The judge did not feel that the oral evidence of the giving of the 1999 Will instructions or execution were a “full and satisfactory explanation of what really happened” and did not agree that Louisa would have had mental capacity at that time. As the Will file had been destroyed there was no way of proving that proper instructions were given for the Will either by Louisa or Rosalind on her behalf. There was no evidence of whether it was Louisa or Rosalind who gave the instructions.

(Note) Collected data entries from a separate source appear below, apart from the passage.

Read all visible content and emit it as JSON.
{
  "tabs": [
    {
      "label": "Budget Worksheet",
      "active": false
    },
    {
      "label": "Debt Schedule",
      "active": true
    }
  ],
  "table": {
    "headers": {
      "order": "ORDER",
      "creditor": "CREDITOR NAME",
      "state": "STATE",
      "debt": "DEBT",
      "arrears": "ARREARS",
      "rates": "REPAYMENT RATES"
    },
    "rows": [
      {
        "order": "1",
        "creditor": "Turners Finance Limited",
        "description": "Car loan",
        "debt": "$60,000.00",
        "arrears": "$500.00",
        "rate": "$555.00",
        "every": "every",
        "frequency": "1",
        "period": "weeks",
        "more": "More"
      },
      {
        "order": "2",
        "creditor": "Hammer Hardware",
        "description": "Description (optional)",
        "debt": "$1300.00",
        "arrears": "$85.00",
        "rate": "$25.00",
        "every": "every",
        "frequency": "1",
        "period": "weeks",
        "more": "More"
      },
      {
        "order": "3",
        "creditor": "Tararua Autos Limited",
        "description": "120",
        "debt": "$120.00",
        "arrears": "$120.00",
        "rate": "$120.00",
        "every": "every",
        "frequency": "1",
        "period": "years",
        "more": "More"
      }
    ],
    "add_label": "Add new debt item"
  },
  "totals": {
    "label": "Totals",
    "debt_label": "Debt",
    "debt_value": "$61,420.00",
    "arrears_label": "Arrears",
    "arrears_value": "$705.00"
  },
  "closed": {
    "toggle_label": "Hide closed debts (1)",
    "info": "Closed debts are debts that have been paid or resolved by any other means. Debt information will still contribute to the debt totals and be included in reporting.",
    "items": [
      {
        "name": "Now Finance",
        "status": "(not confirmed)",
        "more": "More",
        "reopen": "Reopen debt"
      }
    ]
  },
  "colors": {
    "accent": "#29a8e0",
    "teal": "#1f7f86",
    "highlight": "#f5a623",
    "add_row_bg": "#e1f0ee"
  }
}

The judge found that the statements in the Will recording the reasons for making no provision for Dennis or Robert were incorrect and irrational. He found that Louisa would not at the time of making her 1999 Will have been able to appreciate the extent of her estate or the moral claims of Dennis and Robert.
The judge only had to look at the question of knowledge and approval if Louisa had capacity, but mentioned that if he was wrong on capacity he would find lack of knowledge and approval for similar reasons as for finding lack of capacity. There was no evidence that she understood the terms and effect of the Will.
He found that the 18 January 1999 Will was invalid and so the 2 October 1986 Will was admitted to probate. He did not deal with the issue of undue influence as it would only arise if the Will was valid.
- Particularly if there is an unusual provision, such as excluding a child, careful notes should be recorded of who was present at the meeting or when they left the room so there is clear evidence of who was giving the instructions.
- Best practice is for only the testator to be present in the room or if another person is present at their request, a clear record should be kept of who gave which instructions.
- Consider how long you retain your Will files. If the file is to be destroyed should you retain your attendance note with the Will if family members are being excluded?
- Try and get behind a ‘social façade’ by asking open and detailed questions so you can form a proper opinion on capacity in the first place.
- With elderly clients, follow the golden rule and quickly obtain a medical report on their capacity before proceeding, but don’t forget to chase this report up!